Le projet repose sur un modèle renouvelé combinant une maison d’hébergement et deux studios destinés principalement à de jeunes adultes. « On réplique un peu ce qu’on a expérimenté à Terrebonne, mais adapté au territoire », explique François Savoie. Cette formule vise à offrir un milieu de vie stable et encadré, permettant aux personnes hébergées de se relancer dans un environnement structuré, tout en favorisant une transition vers plus d’autonomie.
Selon les projections, la future installation pourrait accueillir environ 400 personnes par année. Ce volume correspond aux besoins observés sur le terrain par les équipes d’intervention, qui travaillent déjà depuis plus d’un an dans les campements et les secteurs plus isolés de la MRC. Cette présence permet de mieux cerner les réalités locales et d’adapter les services en conséquence.

Un service de proximité essentiel
L’enjeu de proximité demeure au cœur du projet. Pour La Hutte, il est essentiel d’éviter que les personnes en situation d’itinérance soient contraintes de quitter leur milieu de vie pour obtenir de l’aide. « Je n’ai pas envie de partir de mon territoire… c’est tout ce qui leur reste », rapportent fréquemment les intervenants. François Savoie souligne que le déracinement peut accentuer la vulnérabilité : « Quand on déménage dans une autre ville, tout est à refaire, et c’est très insécurisant. Même pour quelqu’un qui n’est pas à la rue, c’est déstabilisant. Alors, imagine pour quelqu’un qui vit en survie. »
Dans la MRC des Laurentides, où les services sont dispersés entre Mont-Laurier, Mont-Tremblant et Saint-Jérôme, les déplacements représentent un obstacle important. La future installation de Sainte-Agathe-des-Monts permettra de réduire ces distances et d’offrir un point d’ancrage plus accessible pour les personnes du secteur. « On voulait un service de proximité pour que les gens ne se déracinent pas », résume le directeur général.

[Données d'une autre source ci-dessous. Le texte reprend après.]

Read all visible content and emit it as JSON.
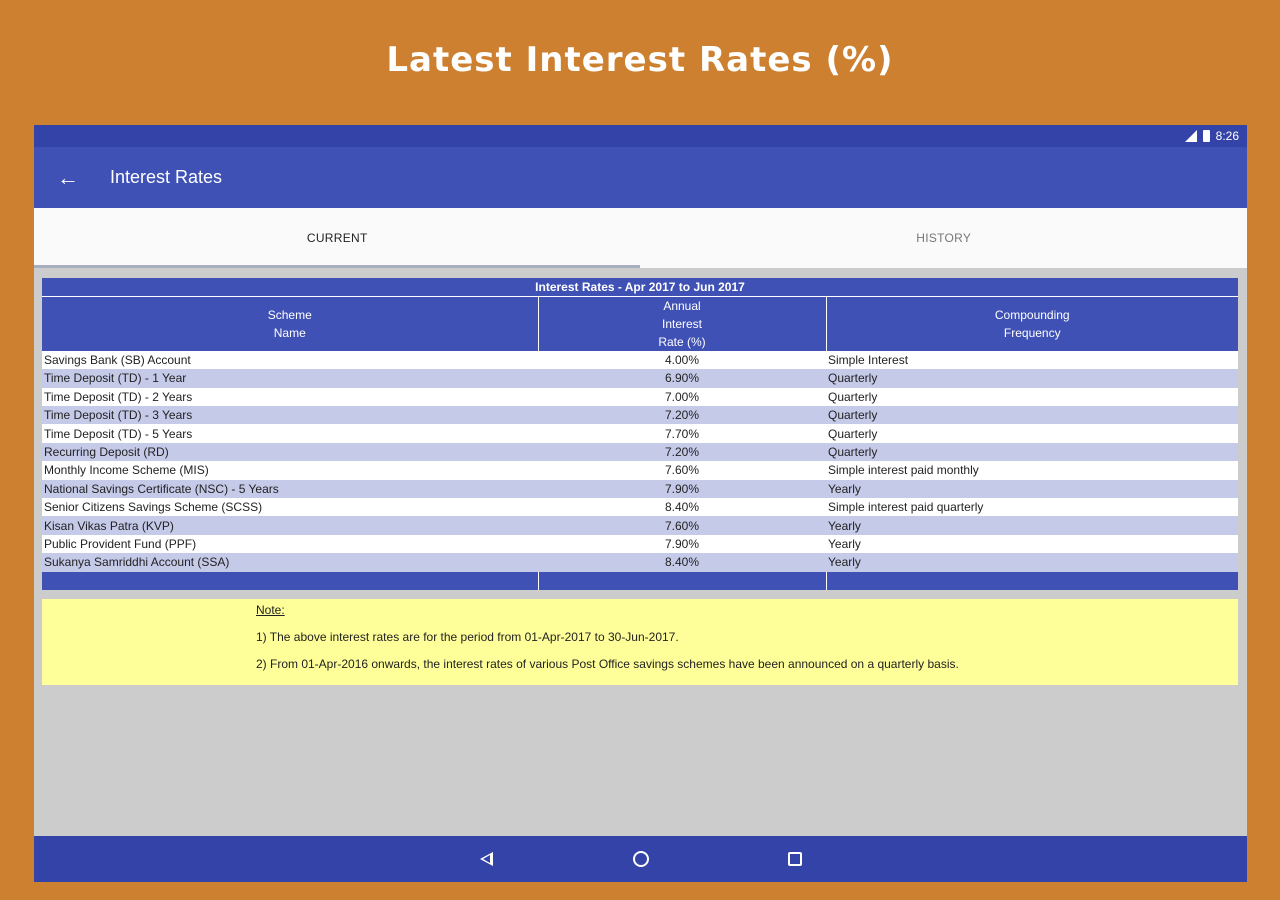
{
  "banner": {
    "title": "Latest Interest Rates (%)"
  },
  "status_bar": {
    "time": "8:26",
    "icons": [
      "signal-icon",
      "battery-icon"
    ]
  },
  "app_bar": {
    "back_icon": "arrow-back-icon",
    "title": "Interest Rates"
  },
  "tabs": [
    {
      "label": "CURRENT",
      "selected": true
    },
    {
      "label": "HISTORY",
      "selected": false
    }
  ],
  "table": {
    "caption": "Interest Rates - Apr 2017 to Jun 2017",
    "headers": [
      [
        "Scheme",
        "Name"
      ],
      [
        "Annual",
        "Interest",
        "Rate (%)"
      ],
      [
        "Compounding",
        "Frequency"
      ]
    ],
    "rows": [
      {
        "scheme": "Savings Bank (SB) Account",
        "rate": "4.00%",
        "frequency": "Simple Interest"
      },
      {
        "scheme": "Time Deposit (TD) - 1 Year",
        "rate": "6.90%",
        "frequency": "Quarterly"
      },
      {
        "scheme": "Time Deposit (TD) - 2 Years",
        "rate": "7.00%",
        "frequency": "Quarterly"
      },
      {
        "scheme": "Time Deposit (TD) - 3 Years",
        "rate": "7.20%",
        "frequency": "Quarterly"
      },
      {
        "scheme": "Time Deposit (TD) - 5 Years",
        "rate": "7.70%",
        "frequency": "Quarterly"
      },
      {
        "scheme": "Recurring Deposit (RD)",
        "rate": "7.20%",
        "frequency": "Quarterly"
      },
      {
        "scheme": "Monthly Income Scheme (MIS)",
        "rate": "7.60%",
        "frequency": "Simple interest paid monthly"
      },
      {
        "scheme": "National Savings Certificate (NSC) - 5 Years",
        "rate": "7.90%",
        "frequency": "Yearly"
      },
      {
        "scheme": "Senior Citizens Savings Scheme (SCSS)",
        "rate": "8.40%",
        "frequency": "Simple interest paid quarterly"
      },
      {
        "scheme": "Kisan Vikas Patra (KVP)",
        "rate": "7.60%",
        "frequency": "Yearly"
      },
      {
        "scheme": "Public Provident Fund (PPF)",
        "rate": "7.90%",
        "frequency": "Yearly"
      },
      {
        "scheme": "Sukanya Samriddhi Account (SSA)",
        "rate": "8.40%",
        "frequency": "Yearly"
      }
    ]
  },
  "note": {
    "title": "Note:",
    "lines": [
      "1) The above interest rates are for the period from 01-Apr-2017 to 30-Jun-2017.",
      "2) From 01-Apr-2016 onwards, the interest rates of various Post Office savings schemes have been announced on a quarterly basis."
    ]
  },
  "nav_bar": {
    "icons": [
      "nav-back-icon",
      "nav-home-icon",
      "nav-recents-icon"
    ]
  },
  "colors": {
    "background": "#cc8030",
    "primary": "#3f51b5",
    "status_bar": "#3443a8",
    "row_alt": "#c5cae9",
    "note_bg": "#ffff99",
    "content_bg": "#cccccc"
  }
}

Un milieu de vie qui redonne un horizon
Au-delà de l’hébergement, l’approche de La Hutte mise sur la reconstruction du sentiment d’appartenance et sur la capacité des personnes à se projeter dans l’avenir. « Il faut réactualiser le rêve », affirme François Savoie. Selon lui, l’itinérance chronique limite cette capacité, la survie quotidienne prenant toute la place. L’accès à un logement stable devient alors une étape déterminante pour amorcer un changement.

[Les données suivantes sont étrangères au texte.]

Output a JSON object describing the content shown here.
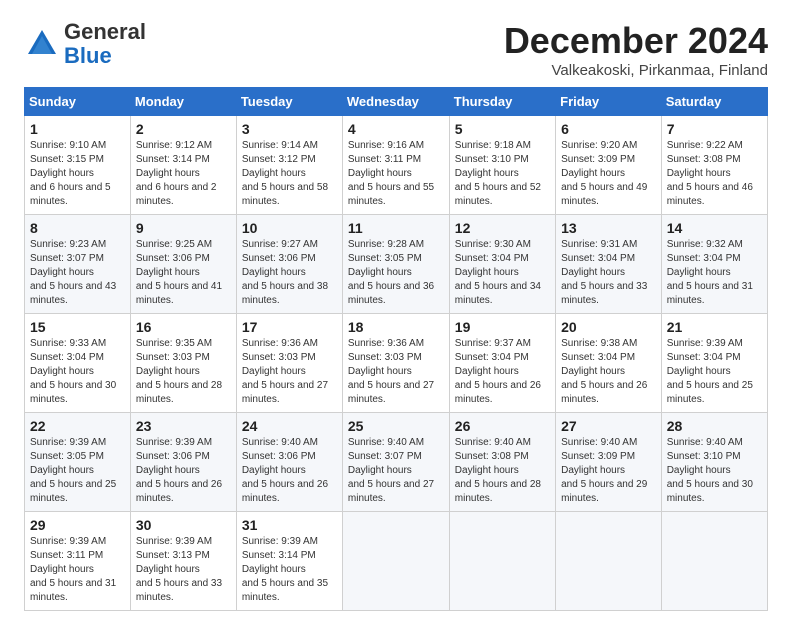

L’accompagnement proposé s’appuie notamment sur l’emploi, les liens sociaux et l’encadrement. « L’emploi, c’est beaucoup plus qu’un revenu. C’est un rôle social, un sentiment d’utilité. Quand les gens reviennent d’une première journée de travail, la première chose qu’ils nous disent, c’est leur fonction dans l’organisation », illustre-t-il. Ces éléments contribuent à redonner une structure, un sens et une stabilité aux personnes engagées dans un parcours de réinsertion.
Une réponse attendue dans le Nord
Avec cette nouvelle installation, La Hutte entend combler un manque important dans le nord des Laurentides. Le projet vise non seulement à offrir un milieu de vie adapté et accompagné, mais aussi à réduire la pression sur les ressources existantes en redistribuant les services sur le territoire. Pour la MRC comme pour l’organisme, il s’agit d’une réponse concrète à une problématique en croissance, qui nécessite des interventions ancrées dans les réalités locales.
L’ouverture prévue en 2027 représente ainsi une étape importante dans le développement d’une offre de services mieux adaptée à la réalité du territoire, en misant sur la proximité, la stabilité et l’accompagnement pour répondre à des besoins en constante évolution.